Dense assemblies of self-propelled particles that can form solid-like states also known as active or living glasses are abundant around us, covering a broad range of length scales and timescales: from the cytoplasm to tissues, from bacterial biofilms to vehicular traffic jams, and from Janus colloids to animal herds. Being structurally disordered as well as strongly out of equilibrium, these systems show fascinating dynamical and mechanical properties. Using extensive molecular dynamics simulation and a number of distinct dynamical and mechanical order parameters, we differentiate three dynamical steady states in a sheared model active glassy system: 1) a disordered state, 2) a propulsion-induced ordered state, and 3) a shear-induced ordered state. We supplement these observations with an analytical theory based on an effective single-particle Fokker–Planck description to rationalize the existence of the shear-induced orientational ordering behavior in an active glassy system without explicit aligning interactions of, for example, Vicsek type. This ordering phenomenon occurs in the large persistence time limit and is made possible only by the applied steady shear. Using a Fokker–Planck description with parameters that can be measured independently, we make testable predictions for the joint distribution of single-particle position and orientation. These predictions match well with the joint distribution measured from direct numerical simulation. Our results are of relevance for experiments exploring the rheological response of dense active colloids and jammed active granular matter systems.
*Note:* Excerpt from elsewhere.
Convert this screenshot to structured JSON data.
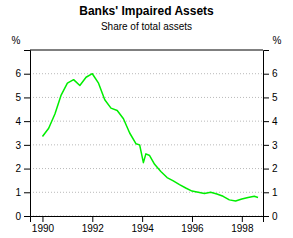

可以形成类固体状态的自驱动粒子的致密组件，也称为活性玻璃或活玻璃，在我们周围非常丰富，涵盖了广泛的长度尺度和时间尺度：从细胞质到组织，从细菌生物膜到交通堵塞，从 Janus 胶体到动物群。由于结构无序且严重失衡，这些系统表现出令人着迷的动力学和机械特性。使用广泛的分子动力学模拟和许多不同的动力学和机械有序参数，我们区分了剪切模型活性玻璃系统中的三种动态稳态：1）无序状态，2）推进引起的有序状态，3）剪切-诱导有序状态。我们用基于有效的单粒子福克-普朗克描述的分析理论补充了这些观察结果，以合理化活性玻璃系统中剪切诱导的取向有序行为的存在，而无需明确的维切克型对准相互作用。这种有序现象发生在较长的持续时间限制内，并且只有通过施加稳定的剪切才可能实现。使用具有可独立测量的参数的福克-普朗克描述，我们对单粒子位置和方向的联合分布进行可测试的预测。这些预测与直接数值模拟测量的联合分布非常吻合。我们的结果与探索致密活性胶体和堵塞的活性颗粒物质系统的流变响应的实验相关。